Dr. Dan Barouch, head of the Center for Virology and Vaccine Research at Beth Israel Deaconess Medical Center, which licensed vaccine technology to Johnson & Johnson, said the collaboration between the rival New Jersey-based drug makers was extraordinary.
“This historic partnership between Merck and JNJ will greatly accelerate the rollout of the JNJ vaccine at a time that we need to accelerate the vaccine campaign in the US and throughout the world,” he said in an e-mail, referencing Johnson & Johnson’s stock symbol. He had no details to share, and the companies declined to confirm the deal.
President Biden is scheduled to announce the collaboration Tuesday afternoon, which was first reported by The Washington Post.
Under the arrangement, Merck will dedicate two facilities in the United States to Johnson & Johnson’s shots, said the Post.

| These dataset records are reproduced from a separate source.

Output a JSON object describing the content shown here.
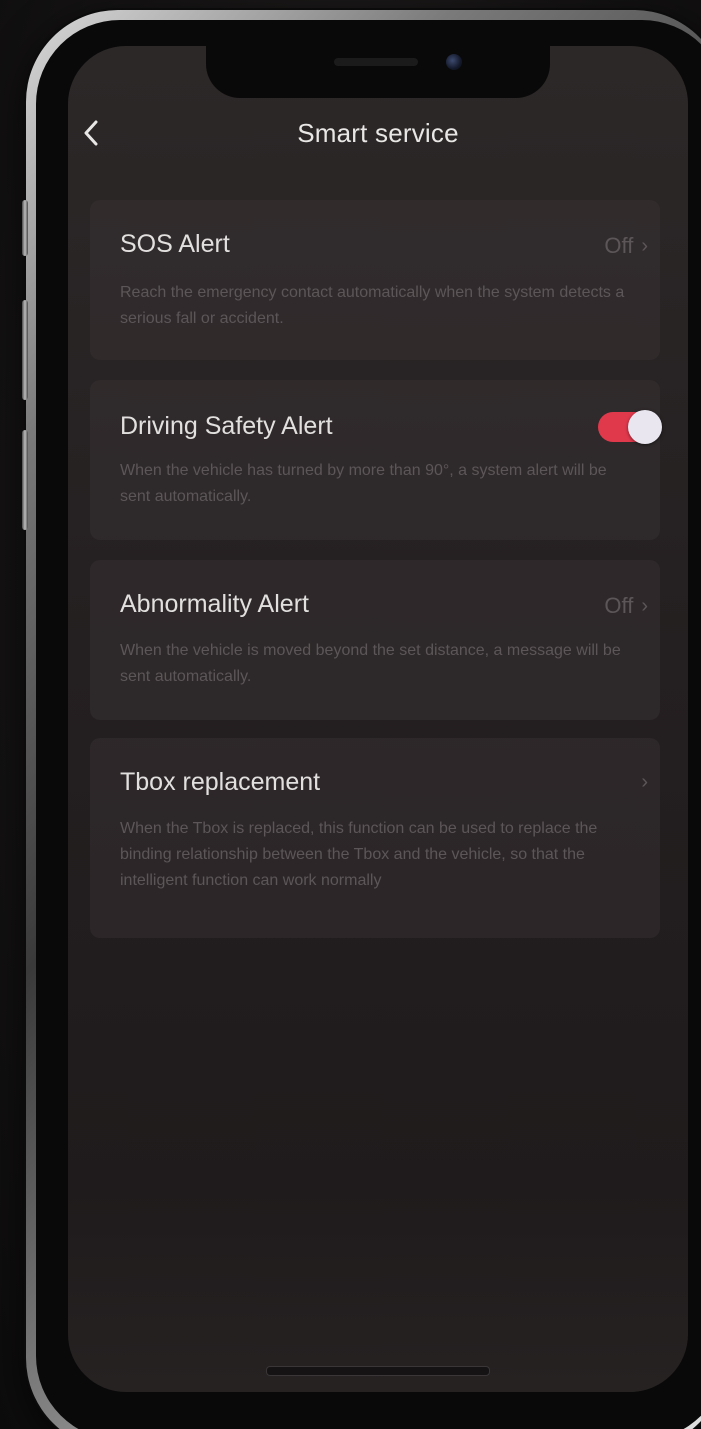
{
  "header": {
    "title": "Smart service",
    "back_icon": "chevron-left-icon"
  },
  "cards": [
    {
      "title": "SOS Alert",
      "status": "Off",
      "description": "Reach the emergency contact automatically when the system detects a serious fall or accident."
    },
    {
      "title": "Driving Safety Alert",
      "toggle_on": true,
      "description": "When the vehicle has turned by more than 90°, a system alert will be sent automatically."
    },
    {
      "title": "Abnormality Alert",
      "status": "Off",
      "description": "When the vehicle is moved beyond the set distance, a message will be sent automatically."
    },
    {
      "title": "Tbox replacement",
      "status": "",
      "description": "When the Tbox is replaced, this function can be used to replace the binding relationship between the Tbox and the vehicle, so that the intelligent function can work normally"
    }
  ],
  "colors": {
    "toggle_active": "#e0394c",
    "title_text": "#e2dfdf",
    "muted_text": "#5c5658"
  }
}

One will provide the “fill-finish” services that customarily conclude the manufacturing process, when vials are filled and packaged for distribution. The other facility will make the vaccine, which senior administration officials said has the potential to double what Johnson & Johnson could make on its own.
Johnson & Johnson said after the Food and Drug Administration granted emergency authorization Saturday that it would ship about 4 million doses within days and 20 million by the end of March. It is the third vaccine authorized for use in the United States, behind the ones made by Pfizer-BioNTech and Cambridge-based Moderna.
The infusion of Johnson & Johnson’s vaccine is expected to ease the supply shortage and expand the number of people who can get vaccinated this spring. The company has estimated it will have shipped 100 million doses by the end of June.
Some medical experts told the Globe on Saturday that they were disappointed the pharmaceutical giant was producing only a few million doses immediately, given that US taxpayers paid the firm at least $1.5 billion through Operation Warp Speed to develop the vaccine and provide 100 million shots.
“Three to four million doses is spit in the ocean,” said Dr. Eric Topol, a professor of molecular medicine at the Scripps Research Institute in San Diego, who noted that inoculations were recently postponed at a nearby mass vaccination site because shipments of Moderna’s vaccine were delayed. “J&J is much larger than Moderna. Why didn’t they get production up to scale?”
In late January, Merck said it would stop developing the existing formulations of two vaccine candidates, due to inadequate immune responses to the shots, as reported by STAT News and other outlets.